Some of my other favorite spices in this dish are ginger, cardamom, coriander, and cinnamon stick. When it comes to savory dishes, I prefer to use cinnamon sticks as opposed to ground cinnamon. The flavor is subtle and it’ll slowly season your meat and vegetables throughout the whole cooking process.
It’s always a good idea to caramelize your meat before braising. Not only does the browning make your dish look beautiful, but it adds an amazing amount of rich flavor to the pot.
Spice-Braised Lamb Shanks with Apricots
- 1/4 cup olive oil
- 6 large lamb shanks sawed crosswise by the butcher into thirds
- 2 cups yellow onion chopped
- 1½ cups carrot chopped
- 8 garlic cloves peeled and finely chopped
- 1 tbsp ground cumin preferably from toasted seeds
- 10 green cardamom pods lightly crushed with any seeds that come free
- 1 3-inch piece cinnamon stick
- ¾ tsp dried thyme crumbled
- ½ tsp ground ginger
- ½ tsp ground coriander
- ½ tsp freshly ground black pepper
- ½ tsp cayenne pepper
- ¼ tsp Hungarian hot paprika
- 1 bay leaf
- 2½ cups + 1 Tbsp chicken stock or reduced-sodium chicken broth
- ¾ cup red wine such as Merlot
- ¾ cup canned crushed tomatoes with added puree
- 8 ounces dried apricots cut in half lengthwise
- ½ cup pine nuts toasted
- ½ cup mint roughly chopped
- Position a rack in the middle of the oven and preheat to 350°F
- Set a large, heavy 5 ½-quart ovenproof pan (such as a Dutch oven or a covered flameproof casserole) over medium high heat. Add 1 ½-tablespoons of the oil. When it is hot, working in 3or 4 batches, cook the lamb shank pieces, turning them occasionally, until they are lightly and evenly browned, about 10 minutes per batch. With a slotted spoon, transfer the browned shanks to a bowl. Add an additional ½ tablespoon oil to the pan if needed to prevent sticking.

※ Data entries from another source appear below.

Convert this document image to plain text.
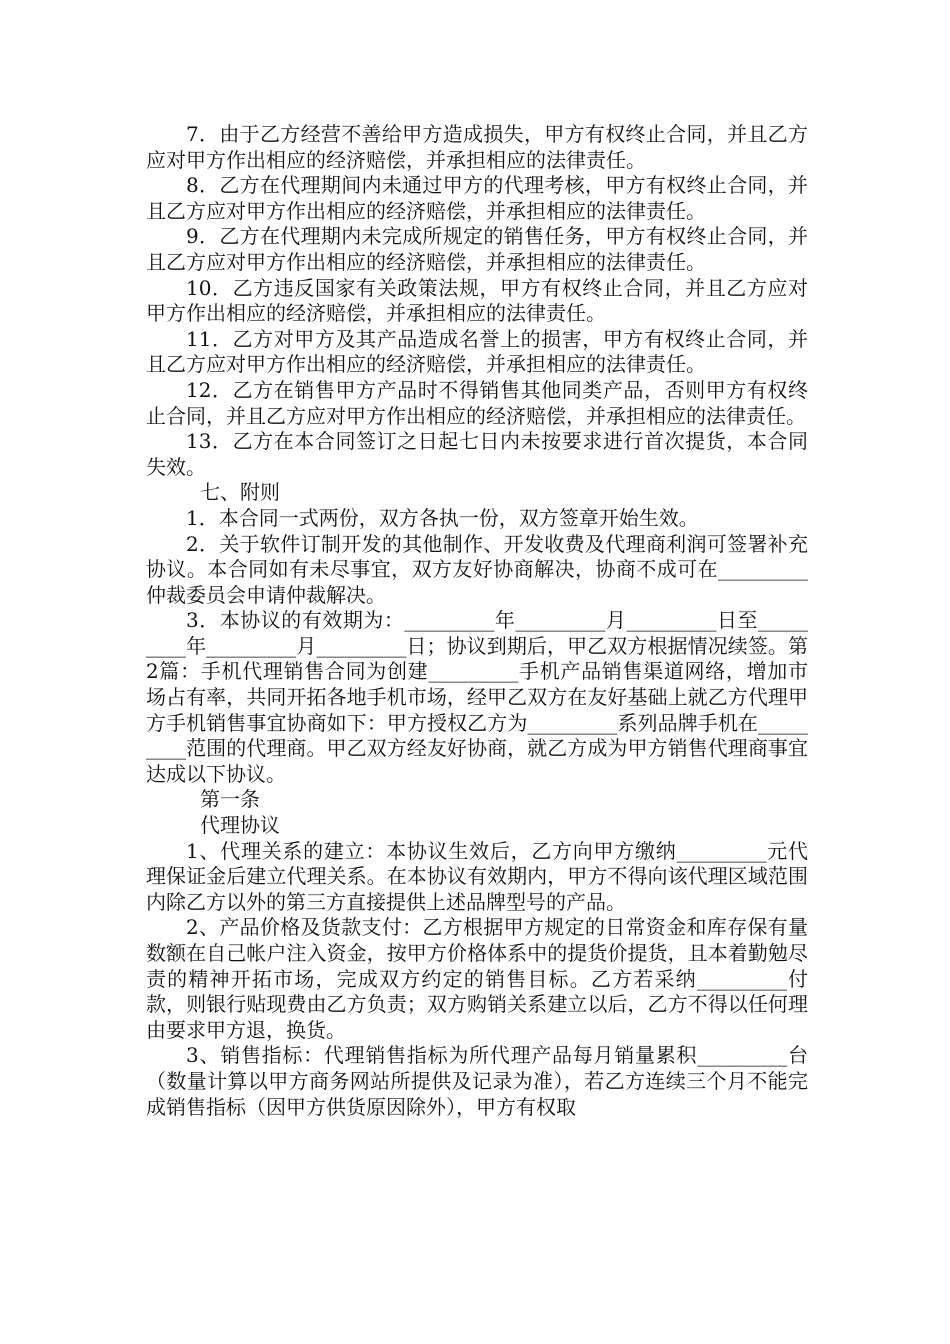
7．由于乙方经营不善给甲方造成损失，甲方有权终止合同，并且乙方应对甲方作出相应的经济赔偿，并承担相应的法律责任。

8．乙方在代理期间内未通过甲方的代理考核，甲方有权终止合同，并且乙方应对甲方作出相应的经济赔偿，并承担相应的法律责任。

9．乙方在代理期内未完成所规定的销售任务，甲方有权终止合同，并且乙方应对甲方作出相应的经济赔偿，并承担相应的法律责任。

10．乙方违反国家有关政策法规，甲方有权终止合同，并且乙方应对甲方作出相应的经济赔偿，并承担相应的法律责任。

11．乙方对甲方及其产品造成名誉上的损害，甲方有权终止合同，并且乙方应对甲方作出相应的经济赔偿，并承担相应的法律责任。

12．乙方在销售甲方产品时不得销售其他同类产品，否则甲方有权终止合同，并且乙方应对甲方作出相应的经济赔偿，并承担相应的法律责任。

13．乙方在本合同签订之日起七日内未按要求进行首次提货，本合同失效。

七、附则

1．本合同一式两份，双方各执一份，双方签章开始生效。

2．关于软件订制开发的其他制作、开发收费及代理商利润可签署补充协议。本合同如有未尽事宜，双方友好协商解决，协商不成可在_________仲裁委员会申请仲裁解决。

3．本协议的有效期为：_________年_________月_________日至_________年_________月_________日；协议到期后，甲乙双方根据情况续签。第2篇：手机代理销售合同为创建_________手机产品销售渠道网络，增加市场占有率，共同开拓各地手机市场，经甲乙双方在友好基础上就乙方代理甲方手机销售事宜协商如下：甲方授权乙方为_________系列品牌手机在_________范围的代理商。甲乙双方经友好协商，就乙方成为甲方销售代理商事宜达成以下协议。

第一条

代理协议

1、代理关系的建立：本协议生效后，乙方向甲方缴纳_________元代理保证金后建立代理关系。在本协议有效期内，甲方不得向该代理区域范围内除乙方以外的第三方直接提供上述品牌型号的产品。

2、产品价格及货款支付：乙方根据甲方规定的日常资金和库存保有量数额在自己帐户注入资金，按甲方价格体系中的提货价提货，且本着勤勉尽责的精神开拓市场，完成双方约定的销售目标。乙方若采纳_________付款，则银行贴现费由乙方负责；双方购销关系建立以后，乙方不得以任何理由要求甲方退，换货。

3、销售指标：代理销售指标为所代理产品每月销量累积_________台（数量计算以甲方商务网站所提供及记录为准），若乙方连续三个月不能完成销售指标（因甲方供货原因除外），甲方有权取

- Pour off the oil from the pan but do not clean it. Add the remaining 2 tablespoons oil and set the pan over low heat. Stir in the onion, carrot, garlic, cumin, cardamom, cinnamon stick, thyme, ginger, coriander, black pepper, cayenne, paprika and bay leaf. Cover and cook, stirring once or twice and scraping the bottom of the pan, for 10 minutes. Return the lamb to the pan. Add the 2 ½ cups stock, wine, tomatoes and ½ teaspoon salt. Bring to a simmer, stirring once or twice. Cover the pan, set it in the oven and bake for 1 hour, stirring occasionally. Uncover the pan, stir in the apricots, and continue to cook, stirring once or twice, until the lamb is tender and beginning to fall from the bones, about 1 hour more.

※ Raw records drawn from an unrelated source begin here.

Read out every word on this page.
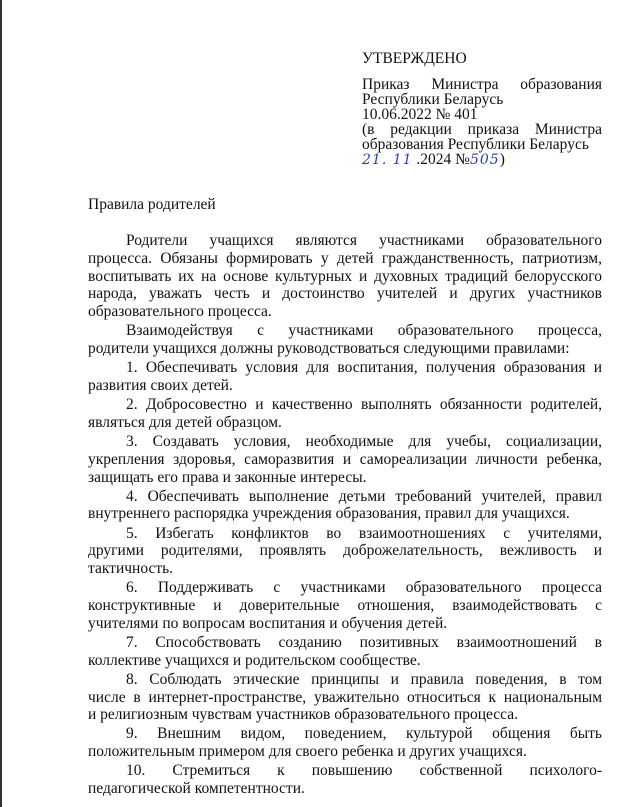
УТВЕРЖДЕНО
Приказ Министра образования
Республики Беларусь
10.06.2022 № 401
(в редакции приказа Министра
образования Республики Беларусь
21. 11 .2024 №505)
Правила родителей
Родители учащихся являются участниками образовательного
процесса. Обязаны формировать у детей гражданственность, патриотизм,
воспитывать их на основе культурных и духовных традиций белорусского
народа, уважать честь и достоинство учителей и других участников
образовательного процесса.
Взаимодействуя с участниками образовательного процесса,
родители учащихся должны руководствоваться следующими правилами:
1. Обеспечивать условия для воспитания, получения образования и
развития своих детей.
2. Добросовестно и качественно выполнять обязанности родителей,
являться для детей образцом.
3. Создавать условия, необходимые для учебы, социализации,
укрепления здоровья, саморазвития и самореализации личности ребенка,
защищать его права и законные интересы.
4. Обеспечивать выполнение детьми требований учителей, правил
внутреннего распорядка учреждения образования, правил для учащихся.
5. Избегать конфликтов во взаимоотношениях с учителями,
другими родителями, проявлять доброжелательность, вежливость и
тактичность.
6. Поддерживать с участниками образовательного процесса
конструктивные и доверительные отношения, взаимодействовать с
учителями по вопросам воспитания и обучения детей.
7. Способствовать созданию позитивных взаимоотношений в
коллективе учащихся и родительском сообществе.
8. Соблюдать этические принципы и правила поведения, в том
числе в интернет-пространстве, уважительно относиться к национальным
и религиозным чувствам участников образовательного процесса.
9. Внешним видом, поведением, культурой общения быть
положительным примером для своего ребенка и других учащихся.
10. Стремиться к повышению собственной психолого-
педагогической компетентности.
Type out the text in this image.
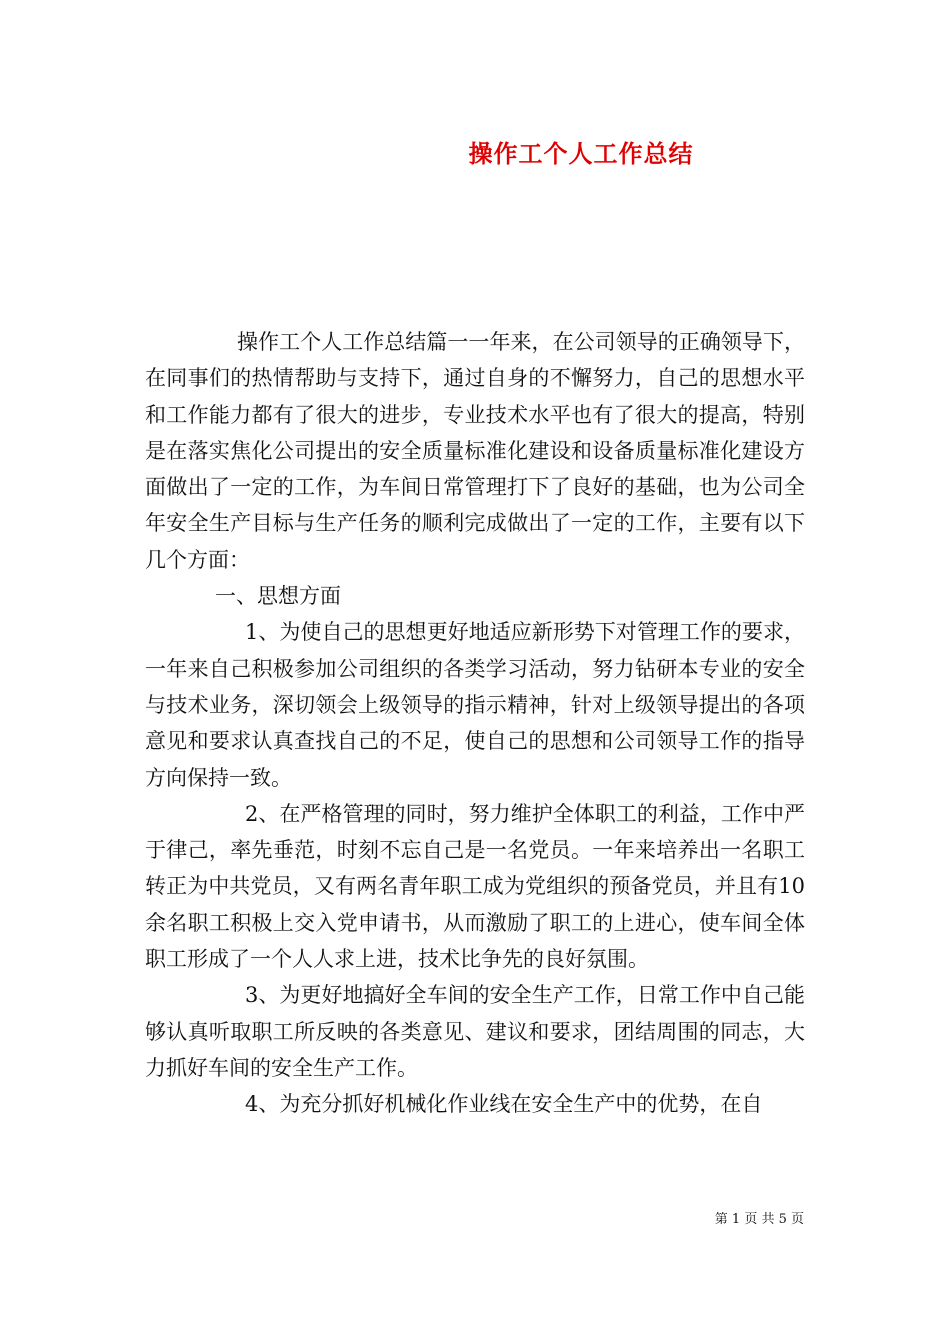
操作工个人工作总结

操作工个人工作总结篇一一年来，在公司领导的正确领导下，在同事们的热情帮助与支持下，通过自身的不懈努力，自己的思想水平和工作能力都有了很大的进步，专业技术水平也有了很大的提高，特别是在落实焦化公司提出的安全质量标准化建设和设备质量标准化建设方面做出了一定的工作，为车间日常管理打下了良好的基础，也为公司全年安全生产目标与生产任务的顺利完成做出了一定的工作，主要有以下几个方面：

一、思想方面

1、为使自己的思想更好地适应新形势下对管理工作的要求，一年来自己积极参加公司组织的各类学习活动，努力钻研本专业的安全与技术业务，深切领会上级领导的指示精神，针对上级领导提出的各项意见和要求认真查找自己的不足，使自己的思想和公司领导工作的指导方向保持一致。

2、在严格管理的同时，努力维护全体职工的利益，工作中严于律己，率先垂范，时刻不忘自己是一名党员。一年来培养出一名职工转正为中共党员，又有两名青年职工成为党组织的预备党员，并且有10余名职工积极上交入党申请书，从而激励了职工的上进心，使车间全体职工形成了一个人人求上进，技术比争先的良好氛围。

3、为更好地搞好全车间的安全生产工作，日常工作中自己能够认真听取职工所反映的各类意见、建议和要求，团结周围的同志，大力抓好车间的安全生产工作。

4、为充分抓好机械化作业线在安全生产中的优势，在自

第 1 页 共 5 页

- Remove from the oven, season to taste, and stir in half the pine nuts and half the mint. Use the last ¼ cup each of the pine nuts and mint to garnish
- Note: Other dried fruits, such as dried figs or golden raisins, can be substituted for the dried apricots.

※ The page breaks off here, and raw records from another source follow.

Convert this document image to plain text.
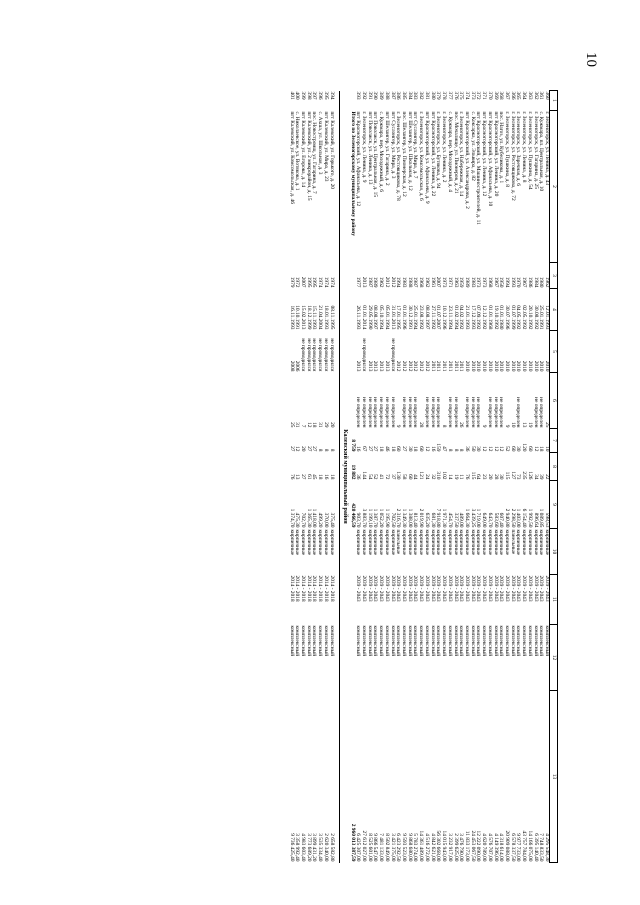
10
1	2	3	4	5	6	7	8	9	10	11	12	13
360	г. Зеленогорск, ул. Ленина, д. 43	1962	12.01.1993	2010	25	10	22	598,53	кирпичные	2039 - 2043	комплексный	4 295 548,30
361	с. Кужмара, пл. Центральная, д. 10	1980	25.01.1991	2010	не определен	18	39	1 089,85	кирпичные	2039 - 2043	комплексный	7 748 833,50
362	г. Зеленогорск, ул. Гагарина, д. 25	1984	30.08.1992	2010	не определен	12	34	896,64	кирпичные	2039 - 2043	комплексный	6 395 140,40
363	г. Зеленогорск, ул. Пушкина, д. 54	1986	20.10.1992	2010	19	60	126	1 992,50	кирпичные	2039 - 2043	комплексный	14 166 075,00
364	г. Зеленогорск, ул. Ленина, д. 8	1967	02.05.1992	2010	13	120	235	6 154,40	кирпичные	2039 - 2043	комплексный	43 757 784,00
365	г. Зеленогорск, ул. Заречная, д. 6	1970	04.05.1992	2010	не определен	30	73	1 403,00	кирпичные	2039 - 2043	комплексный	9 977 733,00
366	г. Зеленогорск, ул. Ростовщикова, д. 72	1993	01.07.1999	2010	10	60	127	2 298,50	панельные	2039 - 2043	комплексный	6 578 337,50
367	г. Зеленогорск, ул. Пушкина, д. 8	1994	30.07.1996	2010	9	52	115	2 940,80	кирпичные	2039 - 2043	комплексный	20 909 088,00
368	пос. Нагоз, ул. Кубеликова, д. 1	1950	01.01.1980	2010	не определен	12	30	607,40	кирпичные	2039 - 2043	комплексный	4 318 614,00
369	пгт Красногорский, ул. Ленина, д. 20	1967	19.10.1992	2010	не определен	12	28	583,60	кирпичные	2039 - 2043	комплексный	4 149 396,00
370	пгт Красногорский, ул. Афанасьева, д. 10	1968	01.01.1968	2010	не определен	12	20	643,70	кирпичные	2039 - 2043	комплексный	4 576 707,00
371	пгт Красногорский, ул. Ленина, д. 12	1973	12.12.1992	2010	9	12	23	649,00	кирпичные	2039 - 2043	комплексный	4 620 789,00
372	пгт Красногорский, ул. Машиностроителей, д. 11	1973	07.09.1992	2010	не определен	30	64	1 719,00	кирпичные	2039 - 2043	комплексный	12 222 090,00
373	с. Коксарка, ул. Эльвира, д. 82	1983	17.12.1993	2010	не определен	50	115	3 439,25	кирпичные	2039 - 2043	комплексный	24 453 067,50
374	пгт Красногорский, ул. Александрова, д. 2	1989	21.01.1993	2010	не определен	36	76	1 664,30	кирпичные	2039 - 2043	комплексный	11 833 173,00
375	г. Зеленогорск, ул. Набережная, д. 14	1959	04.02.1992	2011	26	8	11	489,00	кирпичные	2039 - 2043	комплексный	3 476 790,00
376	пос. Мочалище, ул. Пионеров, д. 21	1963	01.02.1994	2011	не определен	8	19	337,50	кирпичные	2039 - 2043	комплексный	2 399 625,00
377	с. Кужмара, пер. Молодежный, д. 4	1971	23.11.1994	2011	не определен	8	14	454,70	кирпичные	2039 - 2043	комплексный	3 232 917,00
378	г. Зеленогорск, ул. Ленина, д. 2	1973	10.12.1996	2011	8	47	102	1 971,30	кирпичные	2039 - 2043	комплексный	14 015 943,00
379	г. Зеленогорск, ул. Бутякова, д. 94	2007	01.07.2007	2011	не определен	159	310	7 918,80	кирпичные	2039 - 2043	комплексный	56 302 668,00
380	пгт Красногорский, ул. Ленина, д. 22	1961	27.11.1992	2011	не определен	16	32	681,30	кирпичные	2039 - 2043	комплексный	4 842 621,00
381	пгт Красногорский, ул. Афанасьева, д. 9	1962	08.08.1997	2012	не определен	12	24	635,20	кирпичные	2039 - 2043	комплексный	4 516 272,00
382	г. Зеленогорск, ул. Комсомольская, д. 6	1968	23.08.1992	2012	28	60	121	2 019,90	кирпичные	2039 - 2043	комплексный	14 361 489,00
383	пгт Суслонгер, ул. Мира, д. 7	1987	25.01.1994	2012	не определен	18	44	813,40	кирпичные	2039 - 2043	комплексный	5 783 274,00
384	пгт Шелангер, ул. Школьная, д. 12	1988	30.12.1991	2012	не определен	30	60	1 388,00	кирпичные	2039 - 2043	комплексный	9 868 680,00
385	пос. Шелангер, ул. Пионерская, д. 12	1983	01.01.1996	2012	не определен	27	58	1 349,30	кирпичные	2039 - 2043	комплексный	9 593 523,00
386	г. Зеленогорск, ул. Ростовщикова, д. 78	1994	17.01.1995	2012	9	60	130	2 316,70	панельные	2039 - 2043	комплексный	6 423 292,50
387	пгт Суслонгер, ул. Мира, д. 3	2012	31.01.2013	не проводился	не определен	18	37	702,50	кирпичные	2039 - 2043	комплексный	3 421 375,00
388	пгт Шелангер, ул. Гагарина, д. 2	2012	05.01.1994	2013	не определен	46	72	1 195,90	кирпичные	2039 - 2043	комплексный	8 502 849,00
389	с. Кужмара, пер. Молодежный, д. 6	1962	05.10.1994	2013	не определен	18	41	1 052,20	кирпичные	2039 - 2043	комплексный	7 481 133,00
390	пгт Поволжск, ул. Центральная, д. 15	1989	08.08.1997	2013	не определен	27	52	1 387,70	кирпичные	2039 - 2043	комплексный	9 866 547,00
391	пгт Поволжск, ул. Ленина, д. 13	1987	29.05.1990	2013	не определен	27	54	1 199,10	кирпичные	2039 - 2043	комплексный	8 525 601,00
392	г. Зеленогорск, ул. Ленина, д. 9	2013	01.01.2014	не проводился	не определен	67	144	3 883,70	кирпичные	2039 - 2043	комплексный	27 612 027,00
393	пгт Красногорский, ул. Афанасьева, д. 12	1977	26.11.1993	2013	не определен	16	36	903,70	кирпичные	2039 - 2043	комплексный	6 425 307,00
	Итого по Зеленогорскому муниципальному району					8 759	19 882	420 466,59				2 960 013 387,59
Калевский муниципальный район												

394	пгт Калевский, ул. Горького, д. 20	1974	08.11.1995	не проводился	20	8	18	375,40	кирпичные	2014 - 2018	комплексный	2 658 582,80
395	пгт Калевский, ул. Мира, д. 23	1974	18.01.1993	не проводился	29	8	16	370,00	кирпичные	2014 - 2018	комплексный	2 620 340,00
396	с. Ахша, ул. Школьная, д. 3	1974	21.04.2004	не проводился	31	8	18	499,20	кирпичные	2014 - 2018	комплексный	3 535 334,40
397	пос. Новостроищ, ул. Гагарина, д. 7	1995	15.11.1993	не проводился	18	27	45	1 418,00	кирпичные	2014 - 2018	комплексный	3 899 431,20
398	пгт Калевский, ул. 2 микрорайон, д. 15	1995	18.12.1999	не проводился	12	27	61	1 365,30	кирпичные	2014 - 2018	комплексный	3 773 689,20
399	пгт Калевский, ул. Егорова, д. 14	2007	15.02.2013	не проводился	7	20	27	702,70	кирпичные	2014 - 2018	комплексный	4 983 603,40
400	с. Николаевское, ул. Вотякова, д. 1	1972	10.10.1991	2006	31	12	13	475,30	кирпичные	2014 - 2018	комплексный	3 358 992,40
401	пгт Калевский, ул. Комсомольская, д. 46	1979	16.11.1993	2008	25	27	76	1 374,70	кирпичные	2014 - 2018	комплексный	9 736 425,40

If you can find grass-fed lamb, even better. In moderation, grass-fed meats are a great source of nutrients. I hope you’ll try this satisfying dish on your own. Lamb and apricots go together like grilled cheese and tomato soup! I can’t wait to hear what you think in the comments section below.
Can this recipe be frozen and reheated later, like lamb stew can? Can this recipe be halved and if so, what adjustment is made to the baking times?